Sleep Paralysis: What is it, what causes it and what can I do about it?

Sleep paralysis occurs when you are falling asleep (or waking up) and you find yourself unable to move or speak. An episode of sleep paralysis usually lasts only one or two minutes but, while it lasts, it can be quite frightening and may even result in the feeling that there is someone (or something) in the room that intends you harm.

Sleep paralysis can be a one-time occurrence or it may happen many times. It can occur in otherwise healthy people, and it is also associated with narcolepsy.  It often occurs more frequently if you are sleep deprived, or you are keeping a very inconsistent sleep schedule.  For example, teens often get up around 6am on school days but as late as noon on weekends and this can lead to sleep paralysis.

Sleep paralysis occurs when the wake state and the REM (dream) state overlap for a minute or so. Since you are essentially paralyzed during REM sleep (with the exception of your diaphragm and eye muscles), if you wake up and you are still in REM sleep, you will experience this paralysis.  Be reassured about the fact that this “overlap state” usually lasts only a short time and therefore, you will always be able to move again after a minute or two.

However, there are some ways that may help you to end an episode more quickly.

  1. You should always first try using the eye muscles to try to move out of the paralyzed state.  Try squinting your eyes or “making a face.”  You can also try using the diaphragm muscle to move out of the episode by taking a deep breath or trying to cough.
  2. You can try moving your toes or fingers.
  3. You can try not fighting the sleep paralysis.  For example, try relaxing your body INTO the mattress if you feel are you being pushed down.
  4. You can try sleeping in any position EXCEPT on your back.  It is less common to have sleep paralysis if you sleep on your side or stomach and even less common to have an episode if you sleep a bit elevated, so a wedge pillow that raises you up a bit may help.  The wedge pillow should be 10-12 inches high. If you do not like sleeping on a wedge pillow (after trying it for at least 3-4 nights), you can try any other method that will keep you from sleeping on your back.  For example, you can sew a pocket in the middle of the back of a tightly fitting t-shirt and put a tennis ball into this pocket (so that sleeping on your back would be uncomfortable).  This will help you to automatically move off of your back even when you are asleep. You might also try wearing a fanny pack with some tennis balls in it to bed after making sure the fanny pack rests in the small of your back. However, the pack can sometimes slide out of place at night, making it less helpful.
  5. If you have the sense that someone is in the room with you and intends to harm you during an episode, you can try imagining that this person is there to help you or guard you instead.

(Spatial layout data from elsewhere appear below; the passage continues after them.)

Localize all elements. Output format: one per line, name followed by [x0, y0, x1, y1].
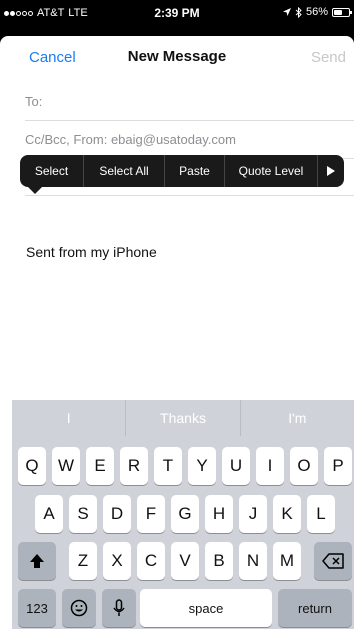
- edit-menu-pointer: [28, 187, 42, 194]
- key-h[interactable]: H: [205, 495, 233, 533]
- compose-nav-bar: Cancel New Message Send: [0, 36, 354, 82]
- backspace-key[interactable]: [314, 542, 352, 580]
- to-field[interactable]: To:: [25, 82, 354, 121]
- key-r[interactable]: R: [120, 447, 148, 485]
- shift-arrow-icon: [29, 553, 45, 569]
- cc-from-label: Cc/Bcc, From: ebaig@usatoday.com: [25, 132, 236, 147]
- key-u[interactable]: U: [222, 447, 250, 485]
- battery-icon: [332, 7, 352, 17]
- key-n[interactable]: N: [239, 542, 267, 580]
- key-k[interactable]: K: [273, 495, 301, 533]
- keyboard: I Thanks I'm Q W E R T Y U I O P A S D F…: [12, 400, 354, 629]
- key-x[interactable]: X: [103, 542, 131, 580]
- cc-from-field[interactable]: Cc/Bcc, From: ebaig@usatoday.com: [25, 120, 354, 159]
- emoji-key[interactable]: [62, 589, 96, 627]
- return-key[interactable]: return: [278, 589, 352, 627]
- key-l[interactable]: L: [307, 495, 335, 533]
- key-g[interactable]: G: [171, 495, 199, 533]
- bluetooth-icon: [295, 6, 302, 18]
- screen: AT&T LTE 2:39 PM 56% Cancel New Message …: [0, 0, 354, 629]
- location-arrow-icon: [282, 8, 291, 16]
- key-c[interactable]: C: [137, 542, 165, 580]
- key-z[interactable]: Z: [69, 542, 97, 580]
- key-v[interactable]: V: [171, 542, 199, 580]
- key-f[interactable]: F: [137, 495, 165, 533]
- key-w[interactable]: W: [52, 447, 80, 485]
- key-i[interactable]: I: [256, 447, 284, 485]
- battery-percent: 56%: [305, 6, 328, 18]
- compose-title: New Message: [127, 48, 227, 65]
- edit-menu: Select Select All Paste Quote Level: [20, 155, 344, 187]
- triangle-right-icon: [327, 166, 335, 176]
- key-e[interactable]: E: [86, 447, 114, 485]
- to-label: To:: [25, 94, 43, 109]
- subject-field[interactable]: [25, 195, 354, 196]
- menu-quote-level[interactable]: Quote Level: [225, 155, 318, 187]
- menu-paste[interactable]: Paste: [165, 155, 225, 187]
- menu-select-all[interactable]: Select All: [84, 155, 165, 187]
- backspace-icon: [322, 553, 344, 569]
- menu-more-button[interactable]: [318, 155, 344, 187]
- status-bar: AT&T LTE 2:39 PM 56%: [0, 0, 354, 26]
- key-s[interactable]: S: [69, 495, 97, 533]
- prediction-3[interactable]: I'm: [241, 400, 354, 436]
- predictive-bar: I Thanks I'm: [12, 400, 354, 436]
- prediction-2[interactable]: Thanks: [126, 400, 241, 436]
- key-j[interactable]: J: [239, 495, 267, 533]
- key-t[interactable]: T: [154, 447, 182, 485]
- numbers-key[interactable]: 123: [18, 589, 56, 627]
- emoji-icon: [70, 599, 88, 617]
- menu-select[interactable]: Select: [20, 155, 84, 187]
- prediction-1[interactable]: I: [12, 400, 127, 436]
- shift-key[interactable]: [18, 542, 56, 580]
- key-a[interactable]: A: [35, 495, 63, 533]
- key-p[interactable]: P: [324, 447, 352, 485]
- key-y[interactable]: Y: [188, 447, 216, 485]
- key-d[interactable]: D: [103, 495, 131, 533]
- key-o[interactable]: O: [290, 447, 318, 485]
- key-q[interactable]: Q: [18, 447, 46, 485]
- message-body[interactable]: Sent from my iPhone: [26, 244, 157, 260]
- dictation-key[interactable]: [102, 589, 136, 627]
- key-b[interactable]: B: [205, 542, 233, 580]
- key-m[interactable]: M: [273, 542, 301, 580]
- microphone-icon: [113, 599, 125, 617]
- send-button[interactable]: Send: [311, 49, 346, 66]
- space-key[interactable]: space: [140, 589, 272, 627]
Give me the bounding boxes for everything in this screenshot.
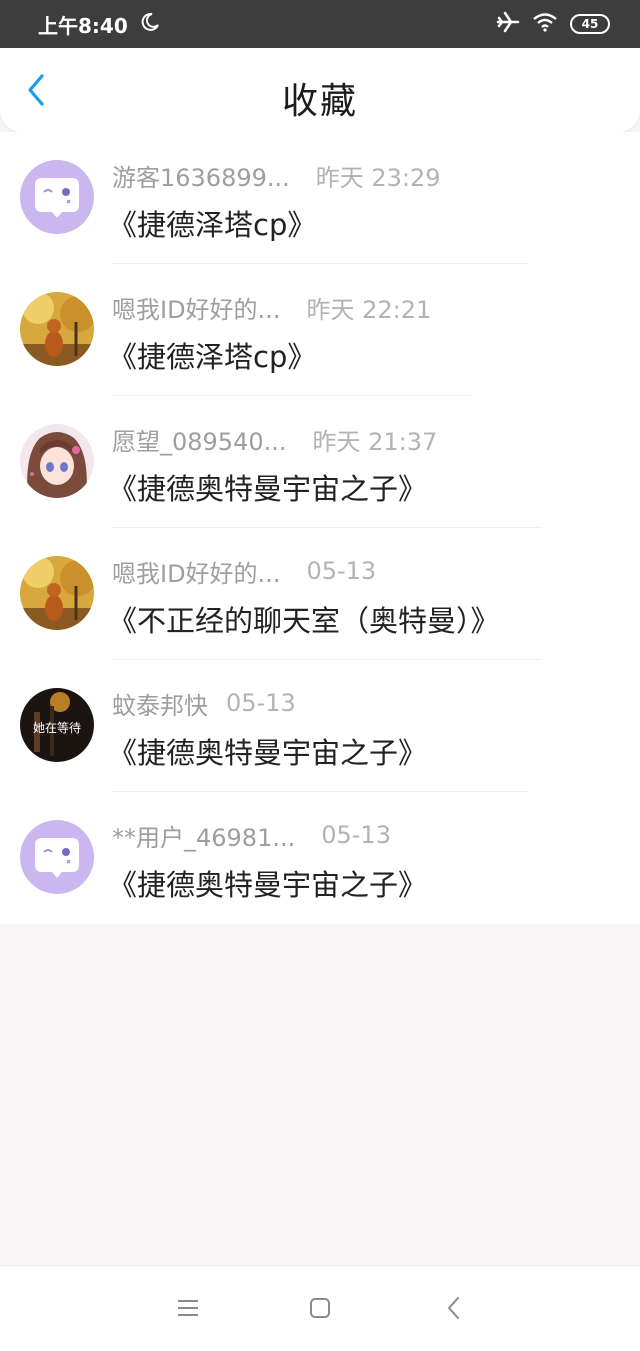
item-username: 蚊泰邦快 xyxy=(112,691,208,720)
favorites-list: 游客1636899... 昨天 23:29 《捷德泽塔cp》 嗯我ID好好的..… xyxy=(0,132,640,924)
item-meta: 嗯我ID好好的... 05-13 xyxy=(112,554,376,588)
moon-icon xyxy=(140,12,160,37)
status-bar: 上午8:40 45 xyxy=(0,0,640,48)
item-username: 游客1636899... xyxy=(112,163,290,192)
home-button[interactable] xyxy=(304,1294,336,1326)
system-nav-bar xyxy=(0,1265,640,1351)
list-item[interactable]: 嗯我ID好好的... 昨天 22:21 《捷德泽塔cp》 xyxy=(0,264,640,396)
item-time: 昨天 21:37 xyxy=(312,427,438,456)
header: 收藏 xyxy=(0,48,640,132)
item-title: 《捷德奥特曼宇宙之子》 xyxy=(108,868,428,902)
night-photo-avatar: 她在等待 xyxy=(20,688,94,762)
item-title: 《捷德泽塔cp》 xyxy=(108,340,317,374)
list-item[interactable]: 愿望_089540... 昨天 21:37 《捷德奥特曼宇宙之子》 xyxy=(0,396,640,528)
list-item[interactable]: 游客1636899... 昨天 23:29 《捷德泽塔cp》 xyxy=(0,132,640,264)
item-title: 《不正经的聊天室（奥特曼）》 xyxy=(108,604,500,638)
item-time: 05-13 xyxy=(306,557,377,585)
nav-back-button[interactable] xyxy=(438,1294,470,1326)
default-avatar xyxy=(20,820,94,894)
avatar-caption: 她在等待 xyxy=(33,721,81,735)
back-icon xyxy=(446,1296,462,1324)
page-title: 收藏 xyxy=(281,81,358,122)
item-username: 嗯我ID好好的... xyxy=(112,295,281,324)
item-time: 昨天 23:29 xyxy=(315,163,441,192)
item-title: 《捷德奥特曼宇宙之子》 xyxy=(108,736,428,770)
item-username: **用户_46981... xyxy=(112,823,296,852)
anime-girl-avatar xyxy=(20,424,94,498)
battery-icon: 45 xyxy=(570,14,610,34)
item-title: 《捷德泽塔cp》 xyxy=(108,208,317,242)
item-time: 05-13 xyxy=(226,689,296,717)
item-time: 05-13 xyxy=(321,821,391,849)
item-meta: 游客1636899... 昨天 23:29 xyxy=(112,158,441,192)
item-meta: 愿望_089540... 昨天 21:37 xyxy=(112,422,437,456)
item-meta: 蚊泰邦快 05-13 xyxy=(112,686,296,720)
status-left: 上午8:40 xyxy=(38,10,160,39)
item-username: 愿望_089540... xyxy=(112,427,287,456)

Once you are awake and able to move again after an episode, be sure to “change the scenery” to avoid dropping back into the same dream and to avoid associating your bed with anxiety. You can change the scenery by reading a book for a few minutes or by watching a video on your device with the brightness turned down. If you feel very anxious, get out of bed and sit in a comfortable place nearby until you feel drowsy and calm again. It’s usually better to use a distraction technique (such as reading or watching a video) rather than a self-focused technique (such as muscle relaxation or deep breathing) to reduce anxiety quickly.

More general tips include making sure that you are getting enough sleep each night because sleep paralysis (and nightmares as well) are more frequent when you are sleep deprived.

You should also try to go to sleep at night and get up each day at about the same time, within a two hour window.  “Catching up” on sleep by sleeping very late one day is not a good idea as it confuses the body clock and weakens the sleep/wake drive.  In addition, your body begins to make up for a poor night of sleep the very next night on its own by increasing the percentage of deep sleep and REM sleep and decreasing the percentage of light sleep until you are caught up.  In other words, you do not need to sleep late on the weekends because your body has probably already mostly made up for any lost sleep.

You should try to keep any daytime napping to an hour or less each day.

Try to avoid heavy meals or alcohol before bed (alcohol helps a person to fall asleep but fragments sleep in the second half of the night).  Try to avoid caffeine after 2pm.

It’s important to value and protect your sleep time. Many people see sleep as a waste of time but it is integral to good health.  Regular, sufficient sleep alone may prove to be one of the most helpful steps you will take in managing this issue. Finally, if you have sleep paralysis frequently, you should consult a sleep doctor to rule out narcolepsy or other sleep disorders.